Irene Vigolo, all of 25 and certified by The Italian Sommelier Association, is that unlikely kind of a sommelier. She is visiting Taj Bengal to train the staff to pair food and wine better. During her 15-day stay, she will also be at the hotel to guide guests at the table on how to pick wines with their dinner. But don’t let her fresh-faced enthusiasm mislead you — this lady knows her stuff. As t2 found out with a delightfully paired meal spanning dishes from all the restaurants of the Alipore five-star address.
First up, pita bread in three flavours with hummus, which was paired with Lancers Brut, a sparkling wine from Portugal. “So tell me why do you think this one goes?” she asks. After much discussion, a conclusion is reached — the effervescence of the Brut cuts the creaminess of the hummus. Easy peasy. But the next courses weren’t so. The Kolokithi, or vegetable fritters with a creamy garlic-flavoured yogurt dip, that was paired with Leeuwin Estate Riesling (a south Australian white wine made with Riesling grapes). “Here, the acidity helped cut the fat of the fritters and the creamy yogurt, and yet the residual sugar content helped balance the yogurt’s acidity,” explained Irene.
The third was the universal favourite — Steamed Fish in Ginger Garlic Sauce with Sula Blush Zinfandel. The delicately-steamed fillets of basa were off-set with a little bit of coriander and juliennes of ginger with a very subtle sauce. The rose wine is a favourite with most mildly-prepared white meat but one would have to combine the two at Chinoiserie to exactly know its sweet and floral aftertaste. Ah, bliss!
The last and final course saw another Taj favourite. The Kakori Kebab from Sonargaon was paired with a Sensi Collezione Montepulciano d’Abruzzo red, an Italian red wine made with Montepulciano grapes. The “tannins in the red wine contrast with the soft textures of the kakori,” said Irene.
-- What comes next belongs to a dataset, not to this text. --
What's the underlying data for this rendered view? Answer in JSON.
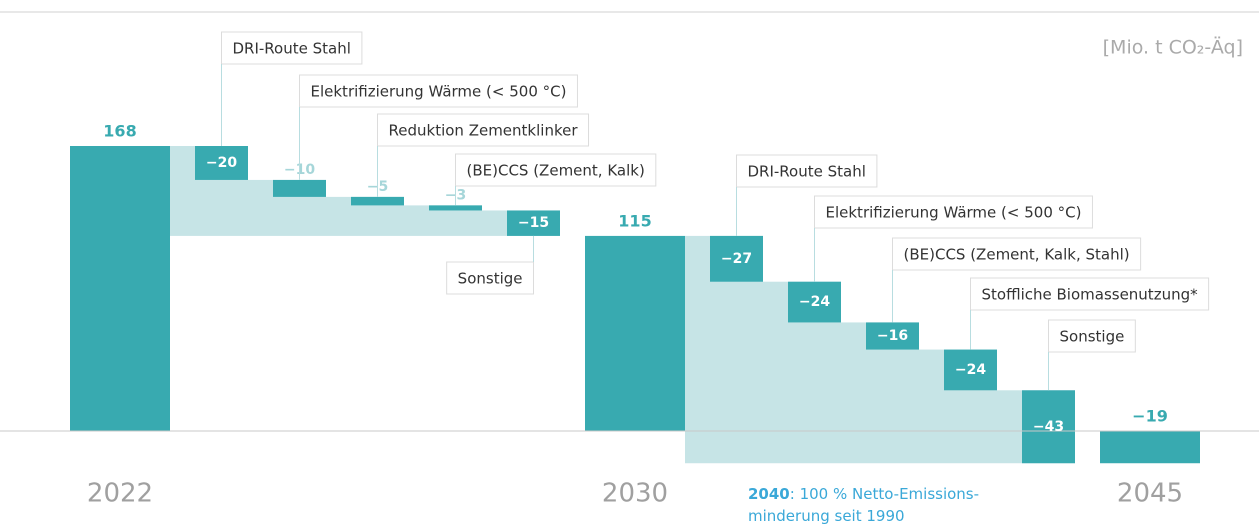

But the coolest lesson yet? “There is just one basic rule to pairing food and wine. You either pair by analogy or by contrast.” Contrast is easy; fat with acidity is what we did twice in this tasting but how do you do an analogy? “Well, dessert wines with desserts of course,” smiled Irene. But of course!
irene’s Fave food and wine pairing from Italy:
1. Durello with Soppressa (a kind of salami): The effervescence of Durello with the ‘fatness’ of salami makes it a winner.
2. Verdicchio with seafood: The acidity of the wine is fantastic with seafood from Marche.
3. Zibibbo with green cheese: The sweetness of zibibbo grape is a
wonderful combination with spicy cheese.
Five fave Italian wines
1Durello: Durello grapes; the wine is acidic and hard to find outside Italy.
2 Prosecco: Sparkling wine obtained from Glera grapes. It’s a nice aperitif. Often described as the Italian answer to champagne.
3Franciacorta: Franciacorta is a sparkling wine from Lombardy with 85 per cent Chardonnay, 10 per cent Pinot Nero and 5 per cent Pinot Bianco. Has a fantastic bouquet that comes from the second fermentation like bread or honey.
4Ripasso Valpolicella: It’s a fruity and complex red wine from Valpolicella, the viticulture zone of Veneto, north-eastern Italy.
5 Chianti Classico: An old-style, Bettino Ricàsoli recipe with white grapes, bouquet of a white wine with the body of a rose wine.